A l’issue des ateliers, quelques pistes concrètes ont été évoquées : généraliser la mise en œuvre de clauses d’insertion, développer le tutorat, établir une logique de co-traitance entre entreprises et entreprises d’insertion, intégrer le public le plus éloigné de l’emploi, appliquer la clause aux handicapés… A toutes ces préconisations, Martin Hirsch en a rajouté une autre : « Il faut trouver des trucs de démerde, car il n’y a pas de réponses uniformes », a-t-il conclu en faisant référence également à un site internet destiné à développer la clause d’insertion.

 L’absence de l’Education nationale 

Il s’est félicité de l‘organisation de « tous ces débats contradictoires » décentralisés dont le dernier aura lieu aujourd’hui à Montpellier. Il a toutefois regretté l’absence « criante » de l’Education nationale dont l’implication a été minimale.

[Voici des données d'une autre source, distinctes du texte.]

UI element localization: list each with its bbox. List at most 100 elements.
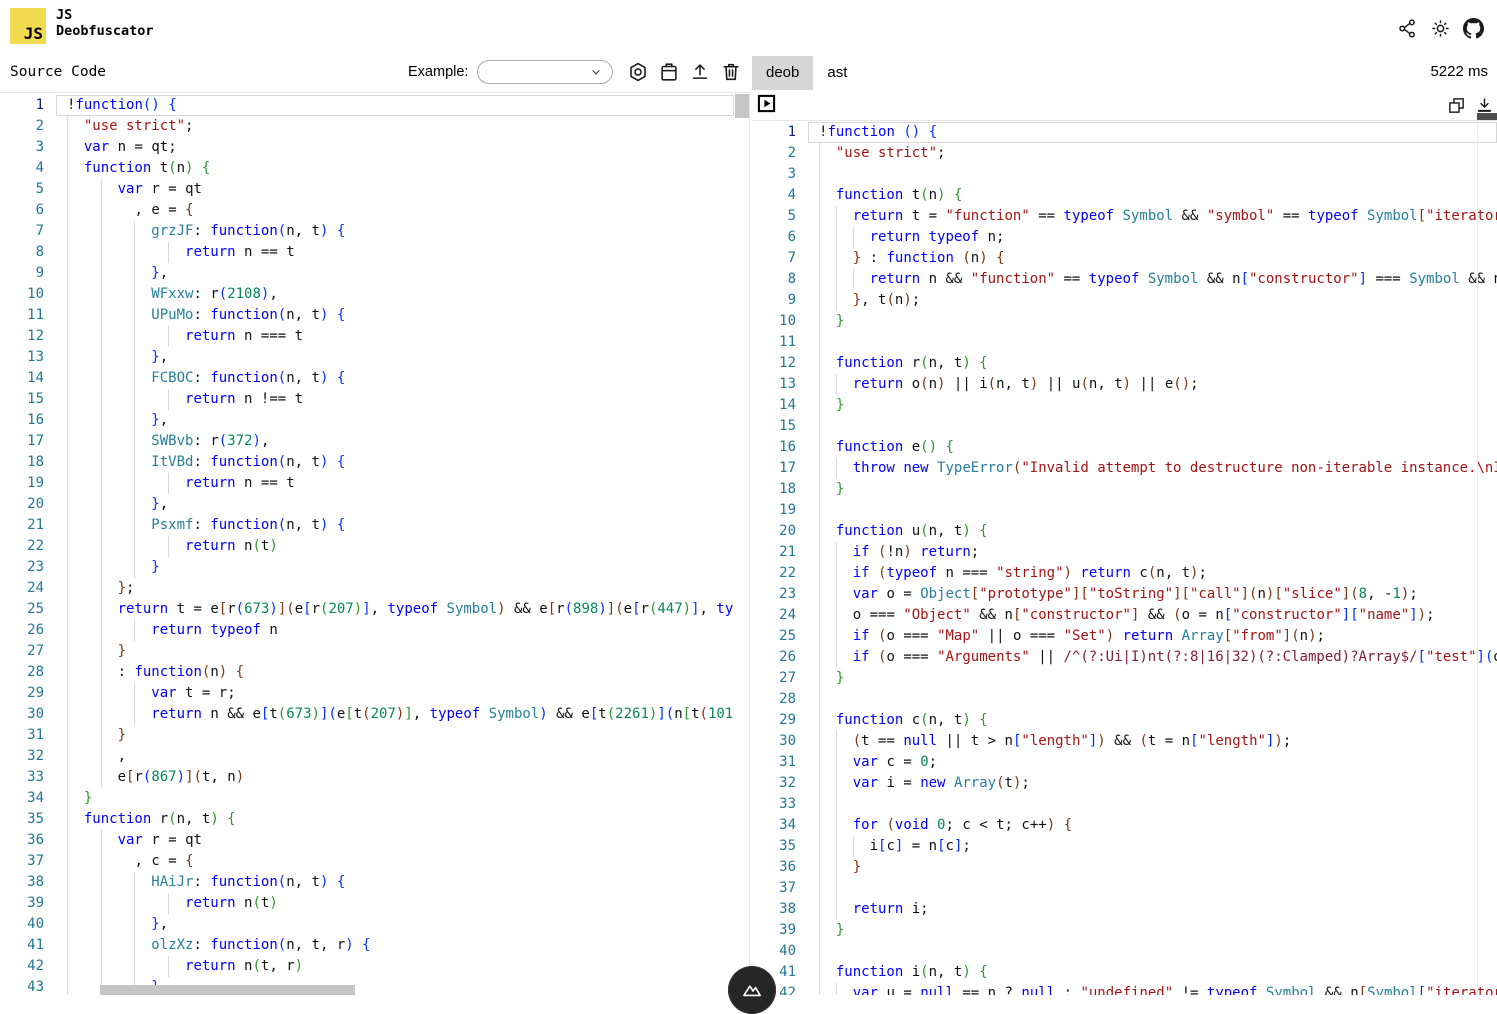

Du côté des intervenants, on a bien ressenti l’énorme attente des acteurs de l’insertion en terme de moyens. Sur ce point, Martin Hirsch n’a pas été très explicite. Il s’est contenté de dire, lors d’un rapide point de presse à l’issue de la rencontre, que « le RSA (Revenu de Solidarité Active) va réduire les inégalités » et que le président de la République va lui donner le 1,5 milliard nécessaire pour le mettre en œuvre.